Die Politik redet das Problem immer noch klein?
Seit dem Mord an Walter Lübcke und dem Überfall auf die Synagoge in Halle geht das nicht mehr. Sogar Horst Seehofer ist umgeschwenkt. Bücher wie diese hier sorgen dafür, dass die Gefahr nicht mehr so einfach unter den Teppich gekehrt werden kann.
Kurz nachdem das Buch erschienen ist, bekamen Sie und die Autoren innerhalb weniger Wochen 16 Abmahnungen, vier davon aus der Kanzlei Höcker in Bremen.
Ja, das ist die Kanzlei, in der jetzt auch Hans-Georg Maaßen, ehemaliger Verfassungsschutzpräsident, mitarbeitet. Wir vermuten dahinter eine gewisse Taktik: Man versucht, unsere Kräfte dahingehend zu binden, dass wir uns gegen die vielen Unterlassungsansprüche wehren müssen, anstatt weiter proaktiv zu recherchieren oder neue Bücher herauszugeben. Normalerweise würde man einem Buchverlag mehrere Tage Zeit gewähren, um auf die Abmahnungen zu reagieren und Gegenbeweise beim Gericht mit sogenannten Schutzschriften zu hinterlegen. Uns sind in der Regel aber nur ein bis zwei Tage Zeit eingeräumt worden, und der Streitwert, nach dem sich alle Folgekosten berechnen, ist außergewöhnlich hoch angesetzt worden. Das macht die Verteidigung der kritischen Aussagen über rechte Aktivisten, die wir durch die Meinungsfreiheit gedeckt sehen, für uns alle enorm teuer.
Machen wir jetzt mit diesem Interview Werbung für die Taktik der Rechten?
Im Gegenteil, wir klären auf. Man muss diese perfiden Techniken öffentlich benennen, denn sie dienen natürlich der Einschüchterung. Der Anwalt Ralf Höcker hat neulich in einem Interview mit der "Neuen Zürcher Zeitung" betont, wie stolz er darauf sei, dass er Journalisten einschüchtere und mit Abmahnungen überziehe.
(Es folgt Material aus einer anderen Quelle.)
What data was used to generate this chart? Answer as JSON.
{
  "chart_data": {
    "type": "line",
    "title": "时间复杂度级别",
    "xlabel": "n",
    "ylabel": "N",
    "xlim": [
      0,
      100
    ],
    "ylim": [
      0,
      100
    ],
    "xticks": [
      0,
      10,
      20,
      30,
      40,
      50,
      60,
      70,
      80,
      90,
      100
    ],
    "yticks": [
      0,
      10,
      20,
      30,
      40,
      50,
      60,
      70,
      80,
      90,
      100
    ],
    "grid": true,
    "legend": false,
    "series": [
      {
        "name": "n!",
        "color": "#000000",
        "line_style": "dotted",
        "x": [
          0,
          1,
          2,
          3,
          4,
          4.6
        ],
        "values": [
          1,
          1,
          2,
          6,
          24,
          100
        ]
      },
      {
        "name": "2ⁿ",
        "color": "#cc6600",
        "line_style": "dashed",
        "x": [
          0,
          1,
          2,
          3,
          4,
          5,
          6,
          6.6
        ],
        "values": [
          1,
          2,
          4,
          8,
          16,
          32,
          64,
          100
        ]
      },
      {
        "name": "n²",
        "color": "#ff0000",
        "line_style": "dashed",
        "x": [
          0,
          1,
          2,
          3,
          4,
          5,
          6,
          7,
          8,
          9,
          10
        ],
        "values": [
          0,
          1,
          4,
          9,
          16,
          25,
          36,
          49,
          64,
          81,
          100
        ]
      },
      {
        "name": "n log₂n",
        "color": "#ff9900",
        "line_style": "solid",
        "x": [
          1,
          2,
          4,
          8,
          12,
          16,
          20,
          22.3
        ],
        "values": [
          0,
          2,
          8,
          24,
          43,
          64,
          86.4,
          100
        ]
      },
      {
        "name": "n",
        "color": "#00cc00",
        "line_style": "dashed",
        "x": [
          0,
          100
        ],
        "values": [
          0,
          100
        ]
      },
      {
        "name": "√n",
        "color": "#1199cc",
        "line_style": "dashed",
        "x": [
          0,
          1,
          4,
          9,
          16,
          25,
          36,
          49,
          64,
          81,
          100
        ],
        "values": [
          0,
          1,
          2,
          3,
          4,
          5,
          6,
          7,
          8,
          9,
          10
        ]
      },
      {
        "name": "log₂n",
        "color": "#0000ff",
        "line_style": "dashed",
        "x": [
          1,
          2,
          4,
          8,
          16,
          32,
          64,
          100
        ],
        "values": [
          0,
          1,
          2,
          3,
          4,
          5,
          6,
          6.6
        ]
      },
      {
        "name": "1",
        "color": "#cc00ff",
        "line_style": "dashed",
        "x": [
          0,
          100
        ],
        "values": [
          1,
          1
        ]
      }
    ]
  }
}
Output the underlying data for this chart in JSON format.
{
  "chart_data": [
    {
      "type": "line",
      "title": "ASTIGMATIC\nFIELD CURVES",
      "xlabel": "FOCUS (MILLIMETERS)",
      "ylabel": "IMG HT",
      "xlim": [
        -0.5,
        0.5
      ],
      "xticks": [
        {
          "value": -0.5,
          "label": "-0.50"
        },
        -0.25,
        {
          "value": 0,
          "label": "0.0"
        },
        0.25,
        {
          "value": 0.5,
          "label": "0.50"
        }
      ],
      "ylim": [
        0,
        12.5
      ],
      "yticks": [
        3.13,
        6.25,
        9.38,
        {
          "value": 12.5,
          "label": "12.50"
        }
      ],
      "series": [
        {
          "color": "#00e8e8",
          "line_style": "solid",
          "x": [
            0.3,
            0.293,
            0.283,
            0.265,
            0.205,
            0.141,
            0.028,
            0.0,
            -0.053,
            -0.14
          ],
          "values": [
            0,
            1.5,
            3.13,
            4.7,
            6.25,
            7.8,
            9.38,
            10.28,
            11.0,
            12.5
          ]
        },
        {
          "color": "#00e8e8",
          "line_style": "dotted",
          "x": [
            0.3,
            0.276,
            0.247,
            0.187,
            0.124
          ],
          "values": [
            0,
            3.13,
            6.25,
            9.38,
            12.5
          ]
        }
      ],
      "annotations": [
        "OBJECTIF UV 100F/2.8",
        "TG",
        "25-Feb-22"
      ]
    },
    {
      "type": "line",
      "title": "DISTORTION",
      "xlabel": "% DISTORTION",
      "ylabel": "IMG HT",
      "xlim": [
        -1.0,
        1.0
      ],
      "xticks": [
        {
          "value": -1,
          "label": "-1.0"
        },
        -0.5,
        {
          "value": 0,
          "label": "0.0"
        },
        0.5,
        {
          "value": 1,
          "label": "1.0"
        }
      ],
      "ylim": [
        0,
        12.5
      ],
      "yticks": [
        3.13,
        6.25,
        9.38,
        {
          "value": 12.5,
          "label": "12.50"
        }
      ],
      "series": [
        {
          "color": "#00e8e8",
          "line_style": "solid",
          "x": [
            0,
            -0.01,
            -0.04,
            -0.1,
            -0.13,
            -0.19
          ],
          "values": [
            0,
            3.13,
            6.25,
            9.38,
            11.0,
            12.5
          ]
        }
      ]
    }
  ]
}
Bei uns hat er damit keinen Erfolg.
Sie waren auch schon Verleger in der DDR - war die Zeit damals schwerer als heute?
Ich bitte Sie, das kann man überhaupt nicht vergleichen. In der DDR gab es eine offizielle Vorzensur und eine Kontrolle der Verlage, die alle eine staatliche Lizenz für ihre Tätigkeit benötigten. Kritische Bücher, wie wir sie in unserem Verlag seit nunmehr drei Jahrzehnten veröffentlichen, hätten in der DDR nie eine Druckgenehmigung erhalten. Im Vergleich dazu leben wir heute in einem Rechtsstaat. Wir können uns wehren und haben dies in einem ersten Verfahren zu dem Buch gerade auch mit Erfolg getan.